Genome-wide association studies (GWAS) have identified 19 loci associated with the risk of ovarian cancer. In this post-GWAS era interest shifts towards elucidating the interplay of these susceptibility loci and known risk factors for ovarian cancer, i.e. reproductive and hormonal factors, height and smoking.
In this study, we investigate gene-environment interactions between the GWAS loci and single nucleotide polymorphisms (SNPs) in the accompanying genetic pathways and risk factors for ovarian cancer. Currently, a golden standard for the analysis of gene-environment interactions is lacking. Therefore, we use a multifaceted analytical approach by using a series of machine learning methods, including regression analysis, multifactor dimensionality reduction (MDR), entropy-based interaction networks, computational evolution systems and learning classifier systems.
A case-control study nested within the European Prospective Investigation into Cancer and Nutrition (EPIC) is being conducted including 590 ovarian cancer cases and 1190 healthy controls. In addition to all known GWAS hits for ovarian cancer, genetic pathways were selected in which the genes of these GWAS hits are potentially involved. A total of 754 SNPs are investigated. The environmental factors of interest are parity, miscarriages, breastfeeding, oral contraceptive (OC) use, age at menarche, age at menopause, height and smoking.
Preliminary results from regression analyses show statistically significant interactions between SNPs identified through GWAS and smoking (in interaction with rs12379687, p=0.0435), height (in interaction with rs2072590, p=0.01563) and OC use (in interaction with rs10098821, p=0.03621). These interactions were confirmed by multifactor dimensionality reduction, based on 10-fold cross-validation and 1000-fold permutation testing. Subsequent analyses are still ongoing and will be presented at the conference. Moreover, the analyses will be supplemented by an additional 289 cases and 578 controls from the Nijmegen Polygene and the Nijmegen Biomedical Study.
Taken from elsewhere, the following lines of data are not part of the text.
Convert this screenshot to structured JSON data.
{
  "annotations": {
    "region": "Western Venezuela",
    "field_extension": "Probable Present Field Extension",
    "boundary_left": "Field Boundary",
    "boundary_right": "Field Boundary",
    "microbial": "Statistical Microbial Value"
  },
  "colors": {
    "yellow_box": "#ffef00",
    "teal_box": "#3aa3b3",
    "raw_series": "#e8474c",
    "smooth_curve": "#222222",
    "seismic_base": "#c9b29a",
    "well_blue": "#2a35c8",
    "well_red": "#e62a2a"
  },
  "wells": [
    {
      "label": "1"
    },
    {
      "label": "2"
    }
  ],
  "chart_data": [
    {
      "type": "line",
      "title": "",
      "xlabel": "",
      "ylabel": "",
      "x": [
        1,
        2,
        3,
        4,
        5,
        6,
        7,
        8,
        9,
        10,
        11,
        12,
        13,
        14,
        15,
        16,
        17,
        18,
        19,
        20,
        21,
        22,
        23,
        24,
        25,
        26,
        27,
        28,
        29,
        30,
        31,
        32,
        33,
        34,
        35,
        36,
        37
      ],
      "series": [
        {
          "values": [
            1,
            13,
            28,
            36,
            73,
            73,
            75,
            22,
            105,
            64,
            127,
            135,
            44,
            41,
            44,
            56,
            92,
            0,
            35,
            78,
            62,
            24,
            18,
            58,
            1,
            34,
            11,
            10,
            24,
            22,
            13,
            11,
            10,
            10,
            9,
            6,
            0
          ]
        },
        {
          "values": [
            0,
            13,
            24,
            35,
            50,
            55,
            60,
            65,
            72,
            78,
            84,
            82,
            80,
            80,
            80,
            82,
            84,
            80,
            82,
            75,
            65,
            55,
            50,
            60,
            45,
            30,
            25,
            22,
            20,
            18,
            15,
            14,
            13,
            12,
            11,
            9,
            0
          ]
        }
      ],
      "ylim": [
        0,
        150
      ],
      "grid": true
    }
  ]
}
The results of this study will provide important insight into the etiology of ovarian cancer and reveal better understanding of the complexity of this disease.
This proffered talk is also presented as Poster 41.
Citation Format: Marieke GM Braem, N. Charlotte Onland-Moret, Jason H. Moore, Petra HM Peeters. Pathway-based gene-environment interactions in ovarian cancer. [abstract]. In: Proceedings of the AACR Special Conference on Post-GWAS Horizons in Molecular Epidemiology: Digging Deeper into the Environment; 2012 Nov 11-14; Hollywood, FL. Philadelphia (PA): AACR; Cancer Epidemiol Biomarkers Prev 2012;21(11 Suppl):Abstract nr PR2.